Thursday's brief said those conditions included failure to renew Burlington's lease or replace it with another retailer for anything less than what Burlington was previously paying.

"Plaintiff failed to cure the cash sweep trigger event because it did not satisfy the Burlington renewal criteria by renewing the lease under the same terms and conditions as the original lease," the brief said. "Indeed, plaintiff chose to and did renew the Burlington lease ... under materially different and less favorable terms than the original lease."

LNR said it warned North Hills Village on March 10 that the rent reduction — and the shopping center's last-minute lease renewal — would trigger a cash sweep, but the shopping center signed the new lease with Burlington anyway. The cash sweep would last until the deficiency was fixed or the loan was paid off in full, the brief said.

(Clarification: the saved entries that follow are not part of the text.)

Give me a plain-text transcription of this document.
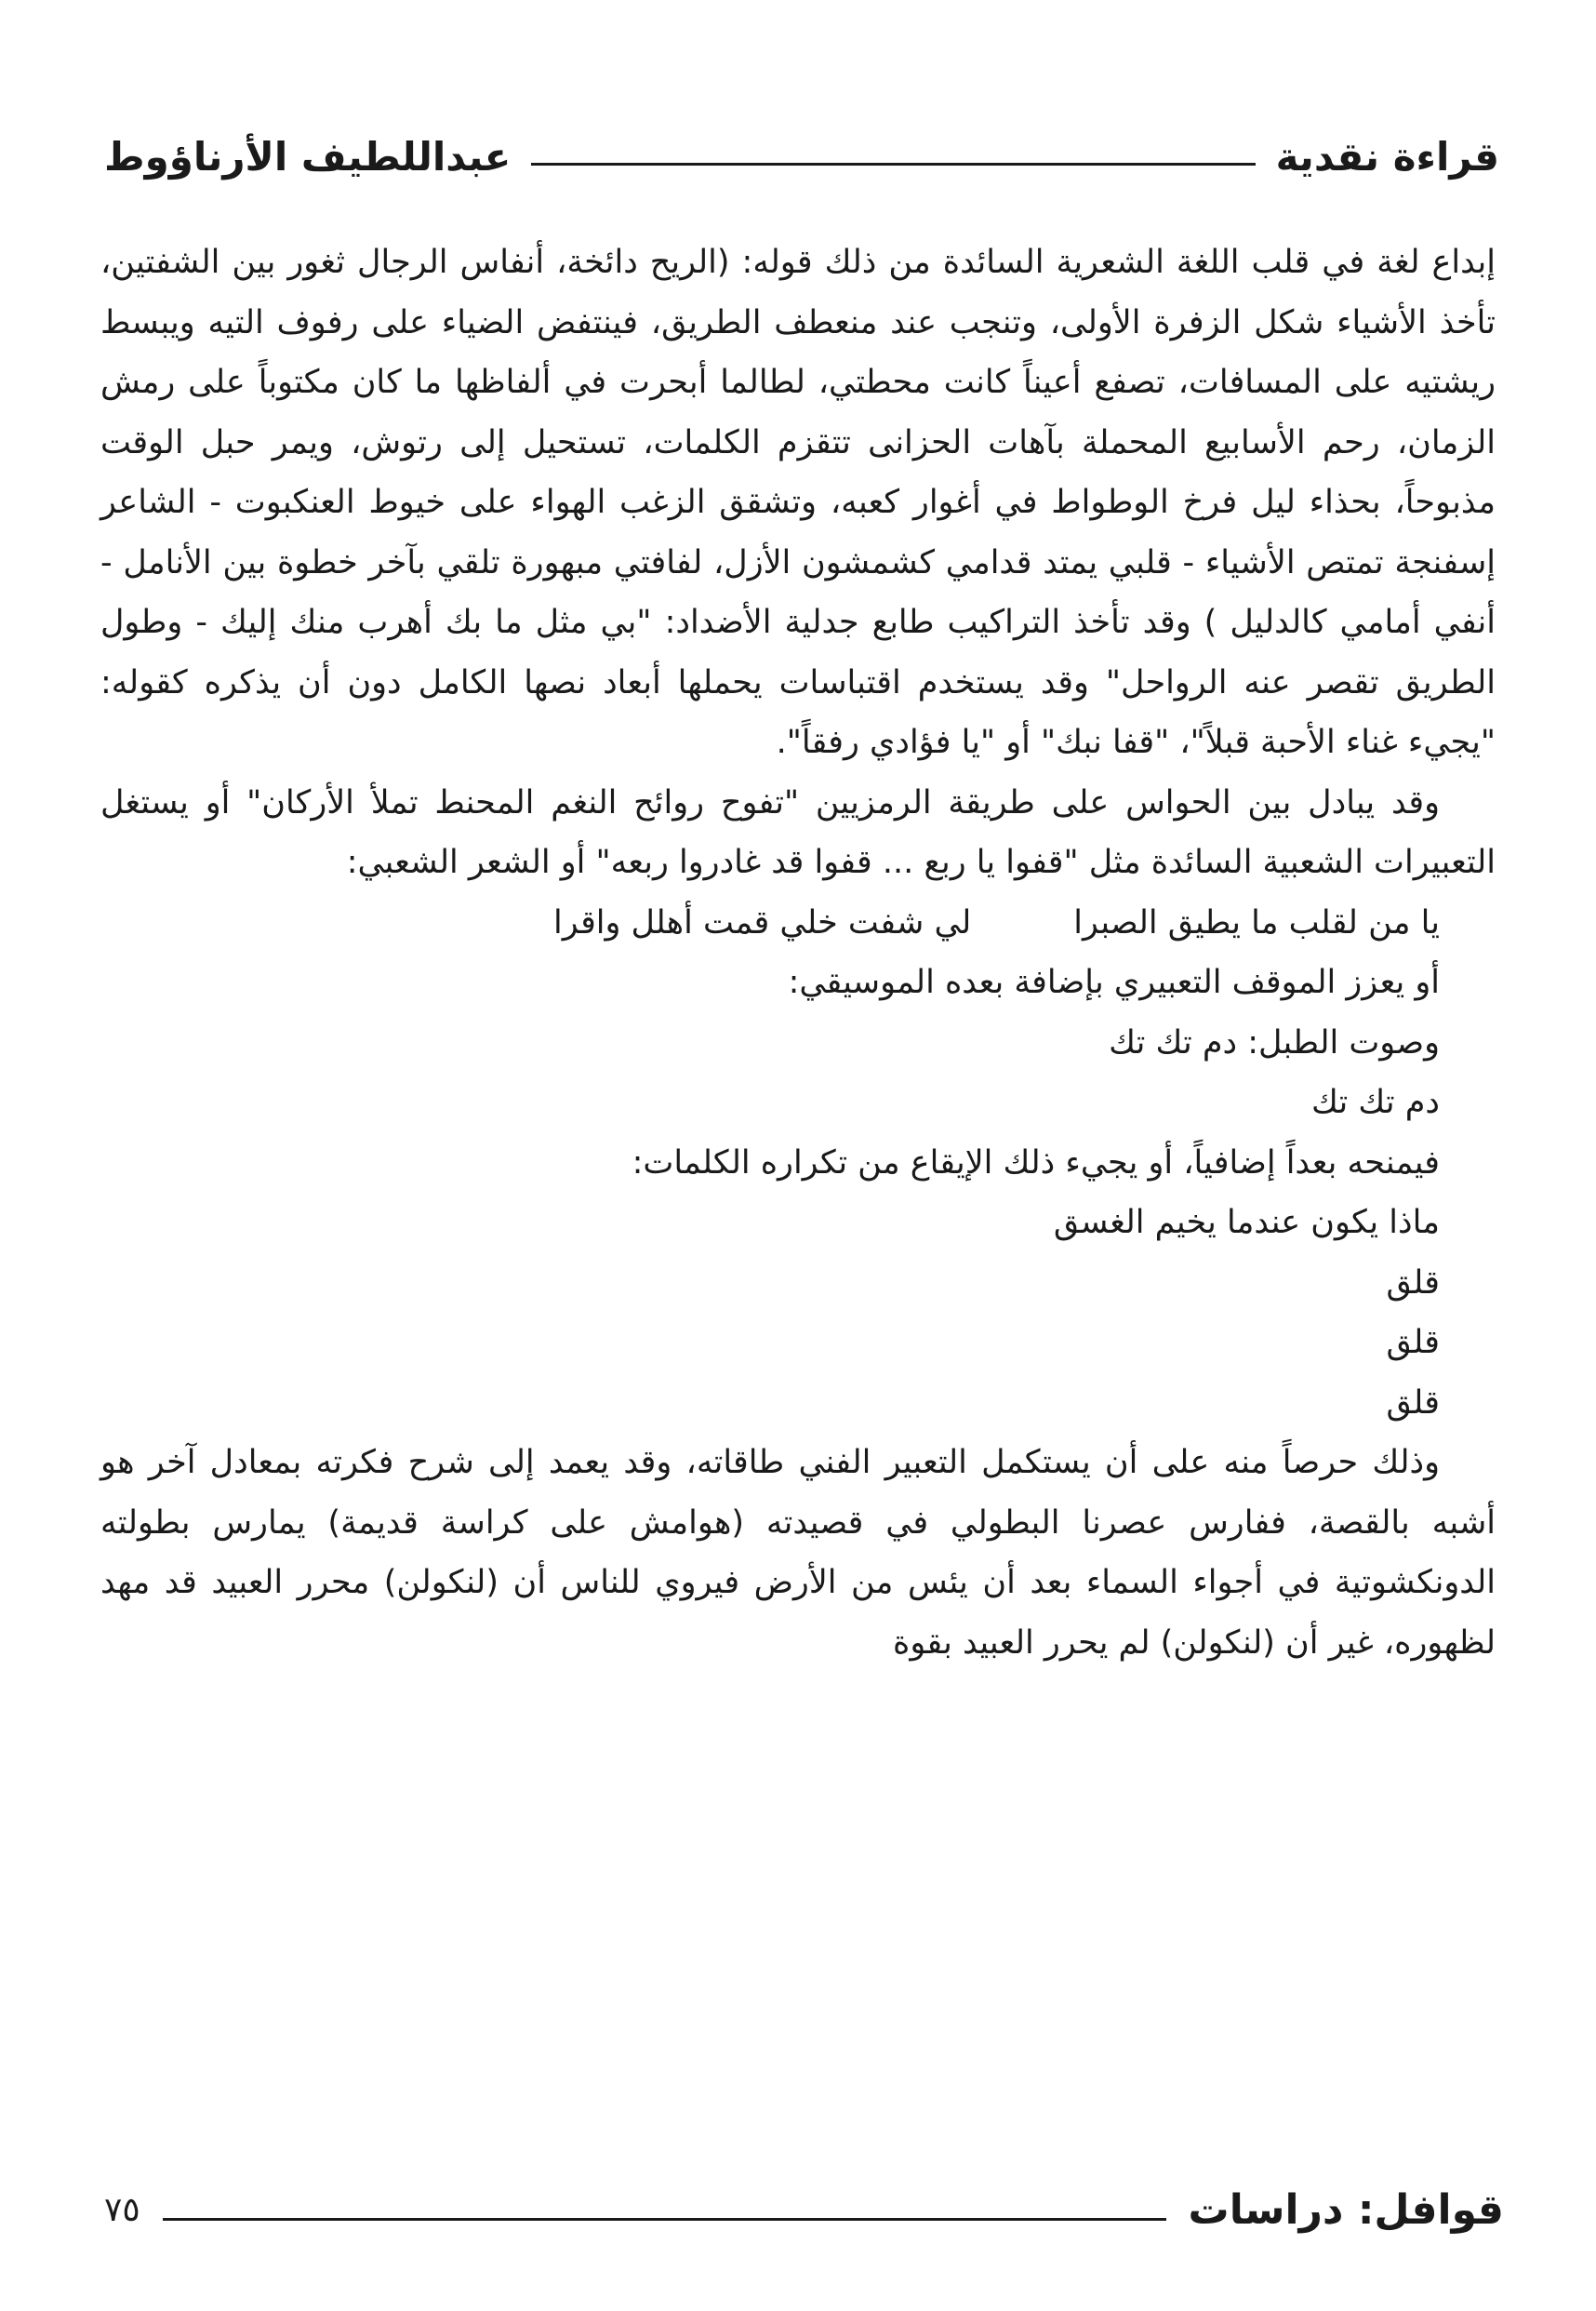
قراءة نقدية
عبداللطيف الأرناؤوط

إبداع لغة في قلب اللغة الشعرية السائدة من ذلك قوله: (الريح دائخة، أنفاس الرجال ثغور بين الشفتين، تأخذ الأشياء شكل الزفرة الأولى، وتنجب عند منعطف الطريق، فينتفض الضياء على رفوف التيه ويبسط ريشتيه على المسافات، تصفع أعيناً كانت محطتي، لطالما أبحرت في ألفاظها ما كان مكتوباً على رمش الزمان، رحم الأسابيع المحملة بآهات الحزانى تتقزم الكلمات، تستحيل إلى رتوش، ويمر حبل الوقت مذبوحاً، بحذاء ليل فرخ الوطواط في أغوار كعبه، وتشقق الزغب الهواء على خيوط العنكبوت - الشاعر إسفنجة تمتص الأشياء - قلبي يمتد قدامي كشمشون الأزل، لفافتي مبهورة تلقي بآخر خطوة بين الأنامل - أنفي أمامي كالدليل ) وقد تأخذ التراكيب طابع جدلية الأضداد: "بي مثل ما بك أهرب منك إليك - وطول الطريق تقصر عنه الرواحل" وقد يستخدم اقتباسات يحملها أبعاد نصها الكامل دون أن يذكره كقوله: "يجيء غناء الأحبة قبلاً"، "قفا نبك" أو "يا فؤادي رفقاً".

وقد يبادل بين الحواس على طريقة الرمزيين "تفوح روائح النغم المحنط تملأ الأركان" أو يستغل التعبيرات الشعبية السائدة مثل "قفوا يا ربع ... قفوا قد غادروا ربعه" أو الشعر الشعبي:

يا من لقلب ما يطيق الصبرا
لي شفت خلي قمت أهلل واقرا
أو يعزز الموقف التعبيري بإضافة بعده الموسيقي:
وصوت الطبل: دم تك تك
دم تك تك
فيمنحه بعداً إضافياً، أو يجيء ذلك الإيقاع من تكراره الكلمات:
ماذا يكون عندما يخيم الغسق
قلق
قلق
قلق

وذلك حرصاً منه على أن يستكمل التعبير الفني طاقاته، وقد يعمد إلى شرح فكرته بمعادل آخر هو أشبه بالقصة، ففارس عصرنا البطولي في قصيدته (هوامش على كراسة قديمة) يمارس بطولته الدونكشوتية في أجواء السماء بعد أن يئس من الأرض فيروي للناس أن (لنكولن) محرر العبيد قد مهد لظهوره، غير أن (لنكولن) لم يحرر العبيد بقوة

قوافل: دراسات
٧٥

North Hills Village had claimed that the COVID-19 crisis was already pushing it to a breaking point and the loss of the rent income could be the final straw, but LNR countered that monetary harm alone could not form a reason for an injunction.

"Injunctive relief is inappropriate where, as here, monetary damages can compensate the alleged harm," the brief said. "A plaintiff cannot convert monetary harm from a breach of contract into irreparable harm for the purposes of injunctive relief."

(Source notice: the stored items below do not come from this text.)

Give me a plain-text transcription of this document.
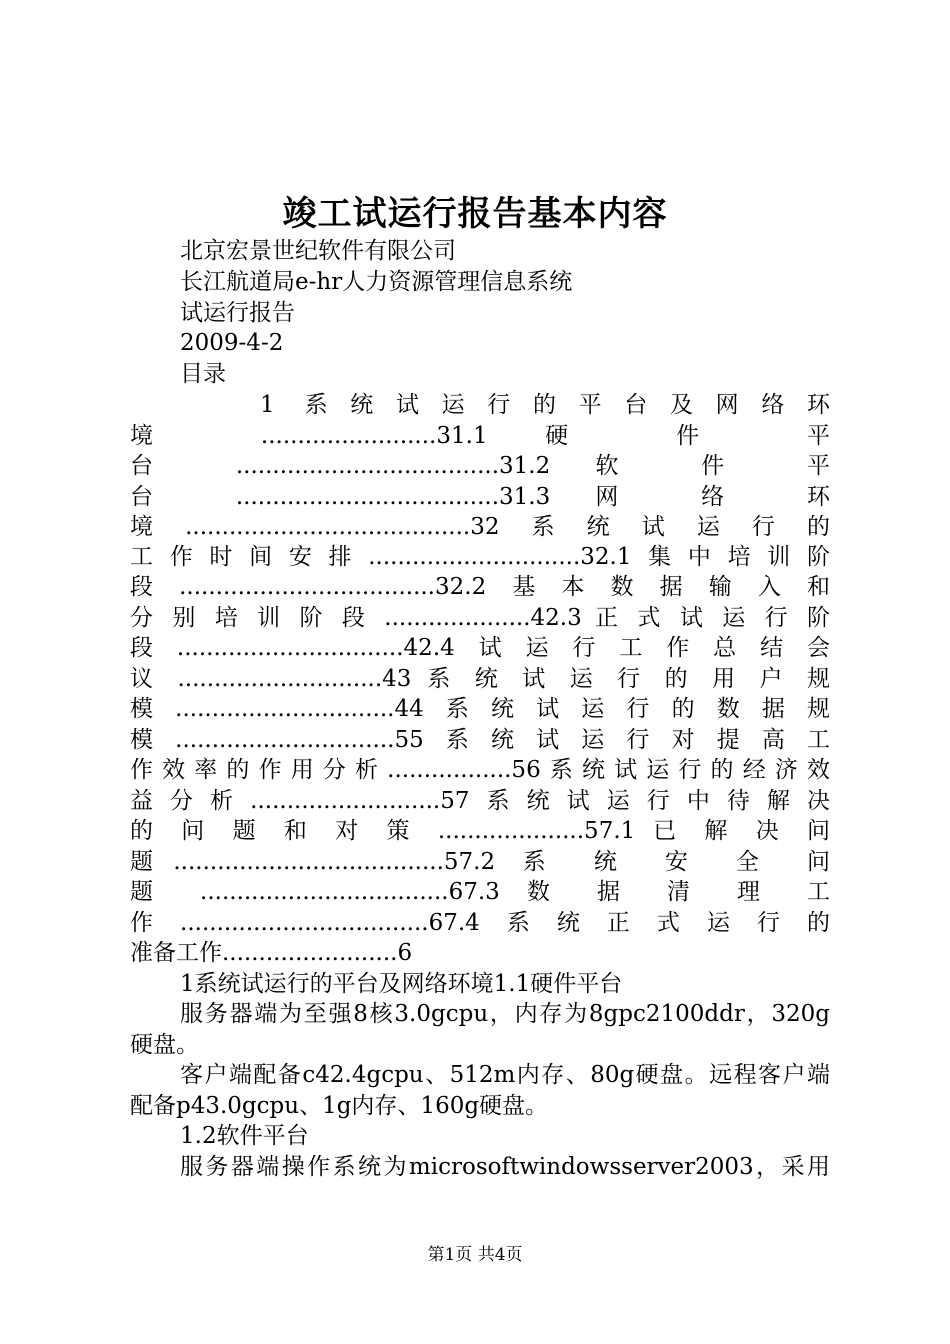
竣工试运行报告基本内容
北京宏景世纪软件有限公司
长江航道局e-hr人力资源管理信息系统
试运行报告
2009-4-2
目录
1 系统试运行的平台及网络环
境 ........................31.1 硬 件 平
台 ....................................31.2 软 件 平
台 ....................................31.3 网 络 环
境.......................................32系统试运行的
工作时间安排.............................32.1集中培训阶
段...................................32.2基本数据输入和
分 别 培 训 阶 段 ....................42.3 正 式 试 运 行 阶
段...............................42.4试运行工作总结会
议 ............................43 系 统 试 运 行 的 用 户 规
模..............................44系统试运行的数据规
模..............................55系统试运行对提高工
作效率的作用分析.................56系统试运行的经济效
益分析..........................57系统试运行中待解决
的 问 题 和 对 策 ....................57.1 已 解 决 问
题.....................................57.2 系 统 安 全 问
题 ..................................67.3 数 据 清 理 工
作..................................67.4系统正式运行的
准备工作........................6
1系统试运行的平台及网络环境1.1硬件平台
服务器端为至强8核3.0gcpu，内存为8gpc2100ddr，320g
硬盘。
客户端配备c42.4gcpu、512m内存、80g硬盘。远程客户端
配备p43.0gcpu、1g内存、160g硬盘。
1.2软件平台
服务器端操作系统为microsoftwindowsserver2003，采用
第1页 共4页
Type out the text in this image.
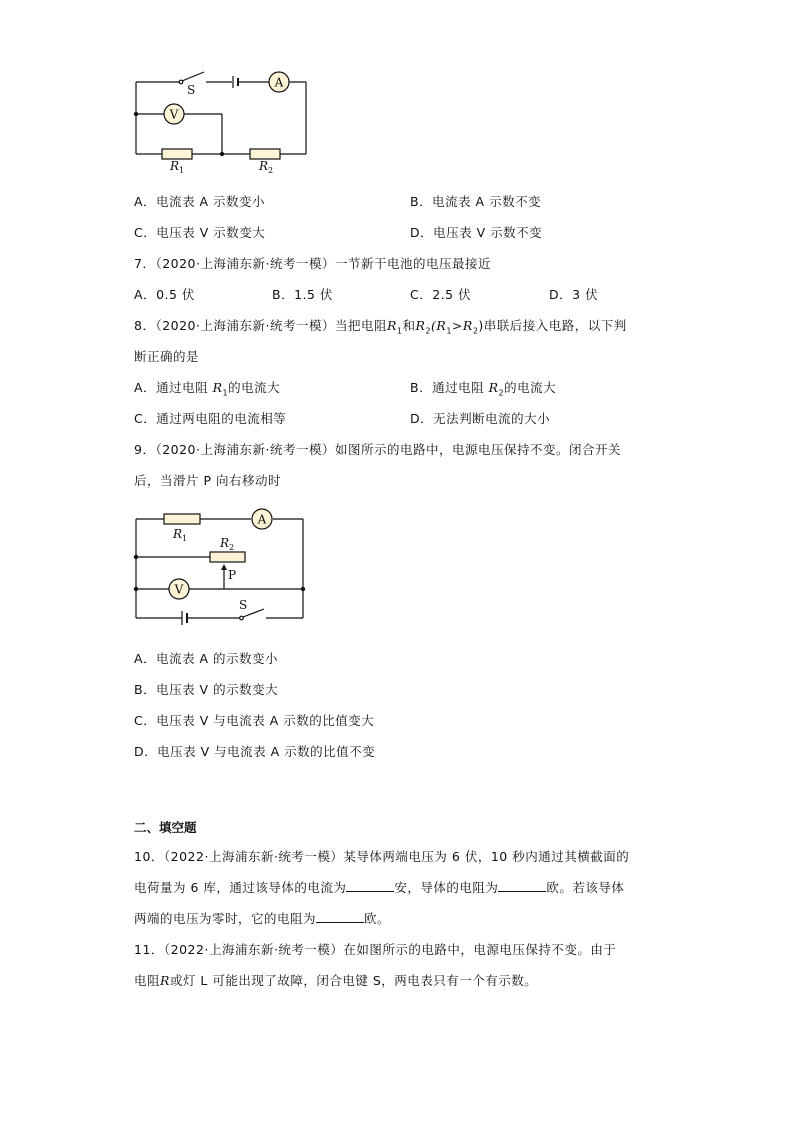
A
V
S
$R_1$	$R_2$
A．电流表 A 示数变小	B．电流表 A 示数不变
C．电压表 V 示数变大	D．电压表 V 示数不变
7．（2020·上海浦东新·统考一模）一节新干电池的电压最接近
A．0.5 伏	B．1.5 伏	C．2.5 伏	D．3 伏
8．（2020·上海浦东新·统考一模）当把电阻$R_1$和$R_2(R_1>R_2)$串联后接入电路，以下判
断正确的是
A．通过电阻 $R_1$的电流大	B．通过电阻 $R_2$的电流大
C．通过两电阻的电流相等	D．无法判断电流的大小
9．（2020·上海浦东新·统考一模）如图所示的电路中，电源电压保持不变。闭合开关
后，当滑片 P 向右移动时
A
V
$R_1$	$R_2$
P
S
A．电流表 A 的示数变小
B．电压表 V 的示数变大
C．电压表 V 与电流表 A 示数的比值变大
D．电压表 V 与电流表 A 示数的比值不变
二、填空题
10．（2022·上海浦东新·统考一模）某导体两端电压为 6 伏，10 秒内通过其横截面的
电荷量为 6 库，通过该导体的电流为	安，导体的电阻为	欧。若该导体
两端的电压为零时，它的电阻为	欧。
11．（2022·上海浦东新·统考一模）在如图所示的电路中，电源电压保持不变。由于
电阻R或灯 L 可能出现了故障，闭合电键 S，两电表只有一个有示数。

The servicer compared North Hills Village's request for relief to a recent case in the District Court of New Jersey, Tracey v. Recovco Mortgage Management, LLC , where a plaintiff claimed a mortgage servicer's delay in releasing a loan for her home purchase put her health at risk because she was allegedly being forced to go back to house-hunting during the COVID-19 pandemic.

"The court found that the plaintiff failed to establish irreparable harm because her alleged losses were compensable by monetary damages or, with regard to her health concerns, entirely speculative," LNR's brief said. "Plaintiff speculates that a continued cash sweep could put plaintiff 'at risk of default on the loan' ... This goes beyond reading tea leaves and is certainly not a sufficient basis to obtain an injunction."

Counsel for the loan servicers and North Hills Village did not immediately respond to requests for comment Thursday.

LNR and Wells Fargo are represented by Joel M. Walker, Gerald J. Schirato Jr., Rachel M. Good and Paul E. Chronis of Duane Morris LLP.

North Hills Village is represented by Mark C. Zheng, Daren S. Garcia, Joseph R. Miller and John M. Kuhl of Vorys Sater Seymour and Pease LLP.

The case is North Hills Village LLC v. LNR Partners LLC et al., case number 2:20-cv-00431, in the U.S. District Court for the Western District of Pennsylvania.